During the last ten years Africa`s global strategic importance has been completely re-evaluated, following decades of instability and turmoil. This reassessment of the continent`s global position was at least partly the result of what has been called the ‘new scramble for African resources`. If the intensified fight for the control of strategic energy sources has turned the spotlight on mineral resources (oil, gas and rare earths), another dimension of the ‘scramble` has attracted less attention despite its major implications for peace and security in the continent. Attracted by the availability of large portions of unutilized fertile land in the continent, several countries and corporations have secured deals with governments that have been contested because of their ambiguous legitimacy. However, the current growing demand for African land, generally referred to as a ‘land grab`, presents both opportunities and threats for African countries.

The continent appears to have the cheapest prices worldwide for land but also the weakest regulatory frameworks regarding its ownership, distribution and exploitation. This opens the door for different forms of manipulation that could jeopardize food security at a time when increasing food prices have led to massive citizen protests around the continent.

Large scale (legal and illegal) acquisitions of land in Africa will continue to have diverse consequences for the continent.

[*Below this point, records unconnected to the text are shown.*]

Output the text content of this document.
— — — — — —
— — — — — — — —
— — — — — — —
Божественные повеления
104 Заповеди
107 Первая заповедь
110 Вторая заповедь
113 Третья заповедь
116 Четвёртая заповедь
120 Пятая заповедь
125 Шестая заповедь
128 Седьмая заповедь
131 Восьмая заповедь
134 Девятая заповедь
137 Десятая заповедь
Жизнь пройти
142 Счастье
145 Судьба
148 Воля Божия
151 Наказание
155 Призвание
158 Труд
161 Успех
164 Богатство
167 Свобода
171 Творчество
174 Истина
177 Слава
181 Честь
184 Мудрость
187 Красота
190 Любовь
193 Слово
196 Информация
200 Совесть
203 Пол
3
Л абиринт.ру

To understand the drivers behind land deals as well as examine the nature, different forms, and the security implications of this development, L`Observatoire de l`Afrique is organizing an international conference in Pretoria (South Africa) that will attempt to map out the political economy of land acquisitions in Africa.

The primary objective of this seminar is to bring together researchers, practitioners and policymakers to reflect critically on land issues in Africa, considering particularly the security implications of unresolved land questions in a rapidly globalizing world.

The seminar will seek to generate policy proposals and track progress in the following key areas:

  1. Increase knowledge about the nexus between land and conflict, to inform policymaking at government and community level.
  2. Increase transparency in the land acquisition processes and the underlying mechanisms of such deals.
  3. Discuss land issues in the context of post-conflict reconstruction strategies.
  4. Develop a holistic, pro-active and coordinated approach to land and conflict

The proceedings of the seminar will be documented in the form of a short policy report and the findings will be widely disseminated both within and outside Africa.